Neun Monate lang ist die Stuppacher Madonna im Esslinger Landesdenkmalamt restauriert worden. Jetzt kehrt sie nach Bad Mergentheim zurück.

Böblingen : Ulrich Stolte (uls)

Esslingen - Seit Freitag ist sie wieder zu Hause in Stuppach, einem Stadtteil von Bad Mergentheim: Das Tafelbild des Renaissance-Malers Matthias Grünewald, seine berühmte Madonna. Von März bis November war das Bild zur Restaurierung im Landesdenkmalamt in Esslingen zu Gast. Für den Restaurator Andreas Menrad ist es ein merkwürdiges Gefühl, das Bild herzugeben, das soviel Verehrung erfahren hat – von Gläubigen ebenso wie von Kunsthistorikern. Neun Monate konnte er es fast jeden Tag in der Werkstatt in der Berliner Straße betrachten.

 

Gelitten hat die Madonna in den vergangenen 80 Jahren vor allem durch die Wärme, denn das Bild ist auf Tannenholz gemalt. Die Bretter verloren Feuchtigkeit und zogen sich zusammen. Dadurch wölbte sich die Farbschicht auf, und „es entsanden kleine Verwerfungen, die wie Würmer aussehen“, beschreibt Andreas Menrad den Schaden.

Neun Monate Arbeit für zwei Restauratorinnen

Es scheint ein üblich zu sein, dass sich die Restauratoren heute vor allem mit der Ausbesserung von Restaurierungen vergangener Jahre herumschlagen müssen. Zum letzten Mal war das Bild in den Jahren von 1926 bis 1930 in Stuttgart aufgefrischt worden. Doch waren gerade diese neu aufgetragenen Stellen mehr nachgedunkelt als die übrigen prächtigen Farben der Madonna. Außerdem wurde das Bild ohne Abstimmung mit dem Landesdenkmalamt 1986 mit einem dicken Firnis überzogen. Er spiegelte derart, dass „das Bild nicht mehr richtig ablesbar war“, sagt Andreas Menrad. Mit Lösemitteln wurde der neueste Firnis Stück für Stück abgelöst. Der Firnis darunter stammt aus den 1930er Jahren war noch so gut wie am ersten Tag. So konnte die Restaurierung beginnen, die dunklen Stellen wurden aufgehellt, Blasen und Farbwürmer wurden frisch auf das Tannenholz gekittet. Zwei Restauratorinnen haben neun Monate lang daran gearbeitet.

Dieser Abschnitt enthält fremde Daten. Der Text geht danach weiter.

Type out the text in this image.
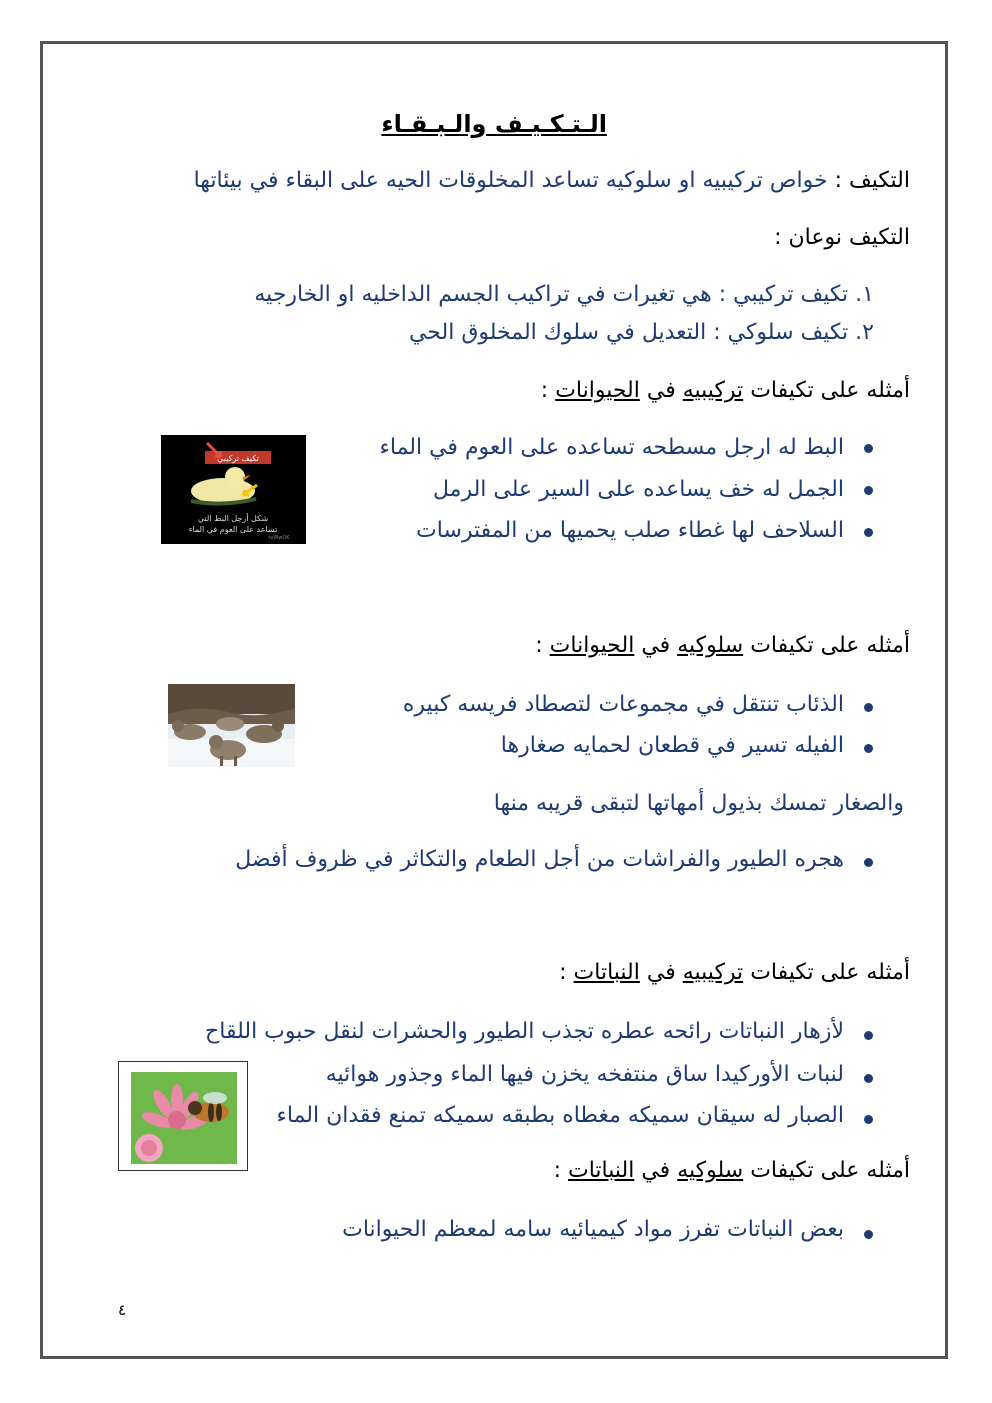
الـتـكـيـف والـبـقـاء
التكيف : خواص تركيبيه او سلوكيه تساعد المخلوقات الحيه على البقاء في بيئاتها
التكيف نوعان :
١. تكيف تركيبي : هي تغيرات في تراكيب الجسم الداخليه او الخارجيه
٢. تكيف سلوكي : التعديل في سلوك المخلوق الحي
أمثله على تكيفات تركيبيه في الحيوانات :
البط له ارجل مسطحه تساعده على العوم في الماء
الجمل له خف يساعده على السير على الرمل
السلاحف لها غطاء صلب يحميها من المفترسات
تكيف تركيبي
شكل أرجل البط التي
تساعد على العوم في الماء
tvWwOK
أمثله على تكيفات سلوكيه في الحيوانات :
الذئاب تنتقل في مجموعات لتصطاد فريسه كبيره
الفيله تسير في قطعان لحمايه صغارها
والصغار تمسك بذيول أمهاتها لتبقى قريبه منها
هجره الطيور والفراشات من أجل الطعام والتكاثر في ظروف أفضل
أمثله على تكيفات تركيبيه في النباتات :
لأزهار النباتات رائحه عطره تجذب الطيور والحشرات لنقل حبوب اللقاح
لنبات الأوركيدا ساق منتفخه يخزن فيها الماء وجذور هوائيه
الصبار له سيقان سميكه مغطاه بطبقه سميكه تمنع فقدان الماء
أمثله على تكيفات سلوكيه في النباتات :
بعض النباتات تفرز مواد كيميائيه سامه لمعظم الحيوانات
٤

Matthias Grünewald wurde um 1480 in Halle an der Saale geboren und starb um 1528 in Würzburg. In seinem kurzen Leben hat er viele bedeutende Bilder geschaffen. Sein Hauptwerk ist sicher der Isenheimer Altar, der im elsässischen Colmar zu sehen ist. Die Stuppacher Madonna steht an der Schwelle zur Renaissance, die Pflanzen sind realistisch gemalt, die Bauwerke perspektivisch gezeichnet, und die Landschaft hinter der Gottesmutter weist schon in eine Richtung, die später einmal die flämische Landschaftsmalerei nehmen wird. Grünewalds Madonna ist noch in einem kräftigen Rot und Blau gehalten. Heute werden Madonnen weiß und blau gemalt, denn weiß gilt als die Farbe der Reinheit. Auf dem Bild Grünewalds symbolisieren weiße Lilien die Jungfernschaft.

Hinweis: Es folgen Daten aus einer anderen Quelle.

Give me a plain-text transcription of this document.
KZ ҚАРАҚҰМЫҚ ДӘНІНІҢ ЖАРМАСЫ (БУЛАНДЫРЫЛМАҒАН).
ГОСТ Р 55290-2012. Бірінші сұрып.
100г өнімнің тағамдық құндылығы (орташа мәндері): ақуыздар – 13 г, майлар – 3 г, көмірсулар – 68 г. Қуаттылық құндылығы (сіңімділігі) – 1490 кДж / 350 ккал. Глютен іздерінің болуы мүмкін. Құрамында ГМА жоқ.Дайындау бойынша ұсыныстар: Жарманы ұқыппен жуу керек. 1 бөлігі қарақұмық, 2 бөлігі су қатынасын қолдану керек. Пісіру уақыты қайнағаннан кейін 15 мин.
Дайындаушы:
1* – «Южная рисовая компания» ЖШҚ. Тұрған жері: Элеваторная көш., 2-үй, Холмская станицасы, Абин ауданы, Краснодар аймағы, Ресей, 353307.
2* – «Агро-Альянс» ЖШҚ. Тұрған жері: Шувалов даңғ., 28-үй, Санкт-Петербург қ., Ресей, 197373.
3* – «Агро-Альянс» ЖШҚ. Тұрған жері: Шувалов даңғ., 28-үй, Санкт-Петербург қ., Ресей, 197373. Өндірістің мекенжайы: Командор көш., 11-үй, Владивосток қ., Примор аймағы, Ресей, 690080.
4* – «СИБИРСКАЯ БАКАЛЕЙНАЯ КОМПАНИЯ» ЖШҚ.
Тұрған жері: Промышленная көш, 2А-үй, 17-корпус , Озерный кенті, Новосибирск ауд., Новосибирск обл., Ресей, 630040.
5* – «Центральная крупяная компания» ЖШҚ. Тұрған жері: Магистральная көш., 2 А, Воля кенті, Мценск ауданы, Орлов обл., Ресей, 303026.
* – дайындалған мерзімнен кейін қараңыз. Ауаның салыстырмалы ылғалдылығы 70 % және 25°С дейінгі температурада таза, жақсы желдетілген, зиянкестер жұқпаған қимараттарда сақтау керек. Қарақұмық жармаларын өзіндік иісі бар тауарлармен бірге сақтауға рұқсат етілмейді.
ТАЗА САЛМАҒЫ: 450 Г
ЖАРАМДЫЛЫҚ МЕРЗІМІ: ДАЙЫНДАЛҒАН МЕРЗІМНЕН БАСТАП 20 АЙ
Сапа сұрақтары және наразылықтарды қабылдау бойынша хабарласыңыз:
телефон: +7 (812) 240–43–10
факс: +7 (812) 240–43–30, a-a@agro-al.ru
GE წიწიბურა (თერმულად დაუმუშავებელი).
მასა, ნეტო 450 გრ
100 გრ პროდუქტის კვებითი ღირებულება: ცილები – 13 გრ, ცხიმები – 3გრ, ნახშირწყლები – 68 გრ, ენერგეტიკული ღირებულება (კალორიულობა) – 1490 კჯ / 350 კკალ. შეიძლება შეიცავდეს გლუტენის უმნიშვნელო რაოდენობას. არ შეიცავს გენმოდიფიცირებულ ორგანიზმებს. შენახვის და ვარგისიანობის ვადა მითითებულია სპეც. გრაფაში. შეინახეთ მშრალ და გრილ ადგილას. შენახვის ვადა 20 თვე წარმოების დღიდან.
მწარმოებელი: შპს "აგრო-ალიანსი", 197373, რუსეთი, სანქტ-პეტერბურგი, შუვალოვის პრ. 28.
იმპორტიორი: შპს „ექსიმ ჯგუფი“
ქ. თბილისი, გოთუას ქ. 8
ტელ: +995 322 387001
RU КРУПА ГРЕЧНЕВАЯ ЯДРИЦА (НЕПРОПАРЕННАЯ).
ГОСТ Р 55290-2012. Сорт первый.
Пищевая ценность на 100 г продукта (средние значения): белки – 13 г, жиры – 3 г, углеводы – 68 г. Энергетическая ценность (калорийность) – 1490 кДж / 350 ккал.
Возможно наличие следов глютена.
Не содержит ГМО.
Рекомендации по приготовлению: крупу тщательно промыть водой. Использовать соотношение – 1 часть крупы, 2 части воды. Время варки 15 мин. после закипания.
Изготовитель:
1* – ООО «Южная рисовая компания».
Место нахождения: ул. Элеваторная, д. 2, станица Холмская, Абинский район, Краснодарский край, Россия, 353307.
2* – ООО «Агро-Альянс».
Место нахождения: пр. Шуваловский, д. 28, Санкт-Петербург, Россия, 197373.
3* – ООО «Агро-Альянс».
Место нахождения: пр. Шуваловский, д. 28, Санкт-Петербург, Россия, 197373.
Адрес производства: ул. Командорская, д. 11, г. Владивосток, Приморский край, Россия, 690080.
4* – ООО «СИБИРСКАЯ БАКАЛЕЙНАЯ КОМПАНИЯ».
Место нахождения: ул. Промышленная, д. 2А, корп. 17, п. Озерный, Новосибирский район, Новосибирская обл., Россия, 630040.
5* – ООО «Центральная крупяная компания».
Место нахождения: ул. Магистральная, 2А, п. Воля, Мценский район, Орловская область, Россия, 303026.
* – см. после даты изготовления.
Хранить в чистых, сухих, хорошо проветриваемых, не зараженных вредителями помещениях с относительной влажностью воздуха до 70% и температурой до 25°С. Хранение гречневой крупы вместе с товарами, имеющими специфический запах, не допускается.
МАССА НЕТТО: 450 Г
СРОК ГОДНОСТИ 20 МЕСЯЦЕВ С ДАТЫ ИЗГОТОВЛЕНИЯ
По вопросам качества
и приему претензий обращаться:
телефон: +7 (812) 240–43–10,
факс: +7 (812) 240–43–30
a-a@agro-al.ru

Die Farben der Madonna schmücken auch Superhelden

Das ganze Mittelalter hindurch war die Farbkombination Rot und Blau für die Muttergottes vorbehalten. Diese Farben, die das Positive und das Gute verkörpern sollten, gewannen dadurch eine große Wirkung. Dem konnten sich auch spätere Maler und Zeichner nicht entziehen. Auffällig ist, dass die berühmtesten amerikanischen Comic-Helden, Spiderman und Superman, in Kostümen herumlaufen beziehungsweise -fliegen, die zum großen Teil in Blau und Rot gehalten sind.

Etwa 200 000 Euro hat die Restaurierung der Stuppacher Madonna gekostet, aber das Geld trägt nur wenig zur Wertsteigerung des Gemäldes bei – in Kunstkreisen gilt es als unbezahlbar.